In 1938, Vigi was able to use the radio on the police frequency. This allowed him to be at the crime scene almost before law enforcement officers. His pictures of murders, accidents, fires fully met the needs of the “yellow” press.
In 1941, Arthur held the first professional photo exhibition, which was called “Viji: murder is my business.” Despite the cynicism of the title, which, of course, was present in the works of Fellig as well, one cannot deny the artistic value of his photographs. Over the years, they have become classics.
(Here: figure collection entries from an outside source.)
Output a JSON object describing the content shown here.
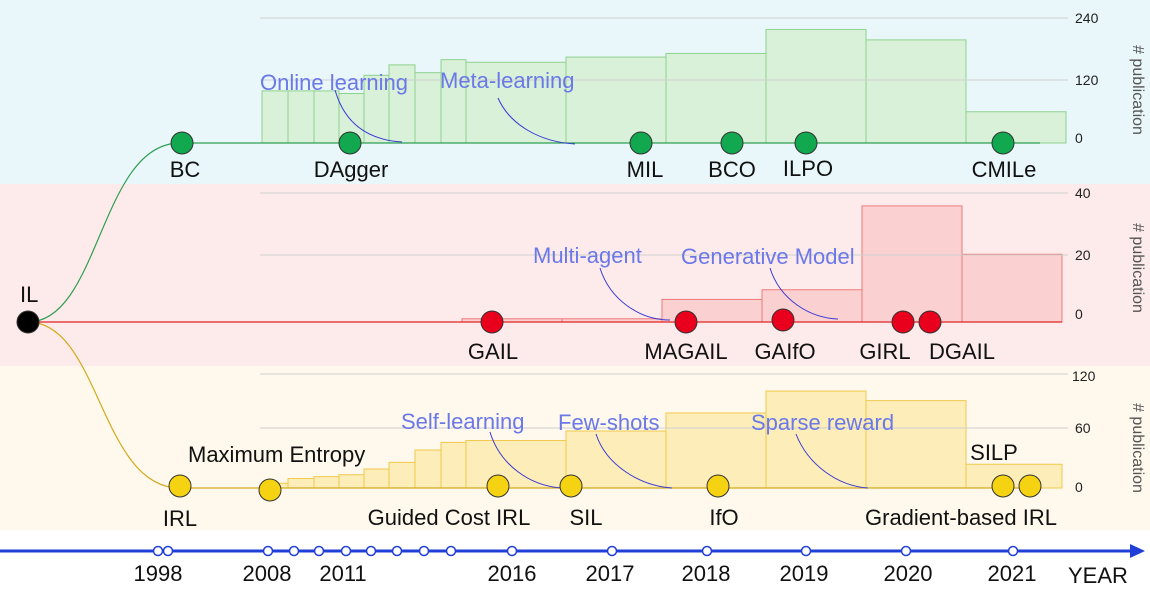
{
  "root": {
    "label": "IL"
  },
  "timeline": {
    "axis_label": "YEAR",
    "year_labels": [
      "1998",
      "2008",
      "2011",
      "2016",
      "2017",
      "2018",
      "2019",
      "2020",
      "2021"
    ],
    "color": "#1f3fd8"
  },
  "panels": [
    {
      "id": "bc",
      "background": "#e9f7fb",
      "bar_fill": "#d8f1d8",
      "bar_stroke": "#8fd18f",
      "line_color": "#2e9e4f",
      "node_color": "#11a84f",
      "ylabel": "# publication",
      "ticks": [
        "240",
        "120",
        "0"
      ],
      "methods": [
        {
          "label": "BC"
        },
        {
          "label": "DAgger"
        },
        {
          "label": "MIL"
        },
        {
          "label": "BCO"
        },
        {
          "label": "ILPO"
        },
        {
          "label": "CMILe"
        }
      ],
      "topics": [
        {
          "label": "Online learning"
        },
        {
          "label": "Meta-learning"
        }
      ],
      "bars": [
        100,
        100,
        100,
        95,
        130,
        150,
        135,
        160,
        155,
        165,
        172,
        218,
        198,
        60
      ]
    },
    {
      "id": "gail",
      "background": "#fdebeb",
      "bar_fill": "#fbd0d0",
      "bar_stroke": "#ef7a7a",
      "line_color": "#e02424",
      "node_color": "#e8001c",
      "ylabel": "# publication",
      "ticks": [
        "40",
        "20",
        "0"
      ],
      "methods": [
        {
          "label": "GAIL"
        },
        {
          "label": "MAGAIL"
        },
        {
          "label": "GAIfO"
        },
        {
          "label": "GIRL"
        },
        {
          "label": "DGAIL"
        }
      ],
      "topics": [
        {
          "label": "Multi-agent"
        },
        {
          "label": "Generative Model"
        }
      ],
      "bars": [
        1,
        1,
        7,
        10,
        36,
        21,
        10
      ]
    },
    {
      "id": "irl",
      "background": "#fff8ec",
      "bar_fill": "#fdedb8",
      "bar_stroke": "#f0c94e",
      "line_color": "#d4aa1c",
      "node_color": "#f5d312",
      "ylabel": "# publication",
      "ticks": [
        "120",
        "60",
        "0"
      ],
      "methods": [
        {
          "label": "IRL"
        },
        {
          "label": "Maximum Entropy"
        },
        {
          "label": "Guided Cost IRL"
        },
        {
          "label": "SIL"
        },
        {
          "label": "IfO"
        },
        {
          "label": "SILP"
        },
        {
          "label": "Gradient-based IRL"
        }
      ],
      "topics": [
        {
          "label": "Self-learning"
        },
        {
          "label": "Few-shots"
        },
        {
          "label": "Sparse reward"
        }
      ],
      "bars": [
        5,
        10,
        12,
        14,
        20,
        27,
        40,
        48,
        50,
        60,
        79,
        102,
        92,
        25
      ]
    }
  ]
}
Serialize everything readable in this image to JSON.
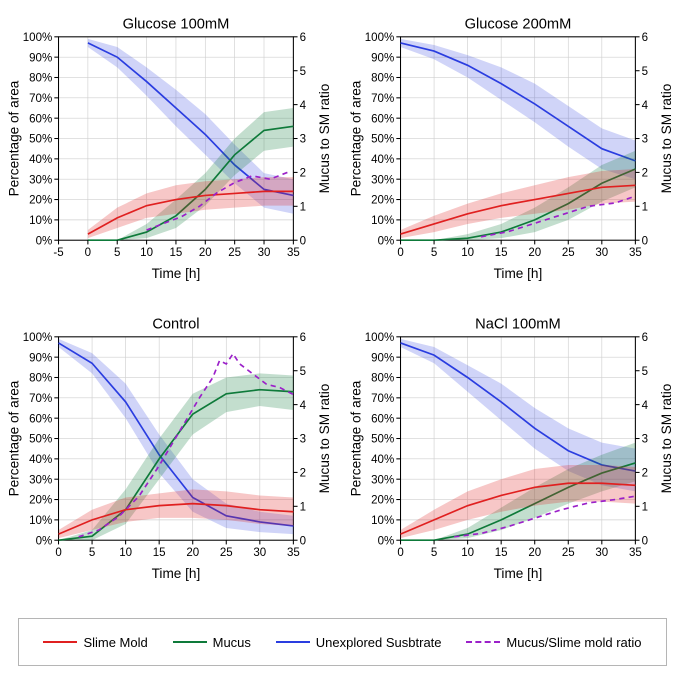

Photos of the dead and accidents are made in compliance with all the rules of composition.
Fellig has collaborated with major publications such as New York Post, New York Journal American, Vogue, New York Herald Tribune and others. In 1945, Arthur’s first book, The Naked City, was published, and a year later another one, Viji People.
Photobooks were a huge commercial success. Their names perfectly reflect what Viji depicted in the photo. The night city saw everything: luxury and poverty, gangsters and prostitutes, dens and operas, murder and suicides. Arthur surprisingly felt aesthetics in every manifestation of New York life. The cabaret dancers, drunkards, street vendors fell under the sight of his camera.
Viji loved to shoot kissing couples. Young romantics in cinemas, ladies and gentlemen with gray hair, passionate lovers – all people came to life in Fellig’s photographs. Every little thing helped reveal an interesting story to the viewer. These were all “Viji people,” he loved, knew, felt them.
Arthur’s personal life was very riotous. He adored women as an artist and as a man. Many of his works are full of sexual desire – from erotic allusions to frank lust.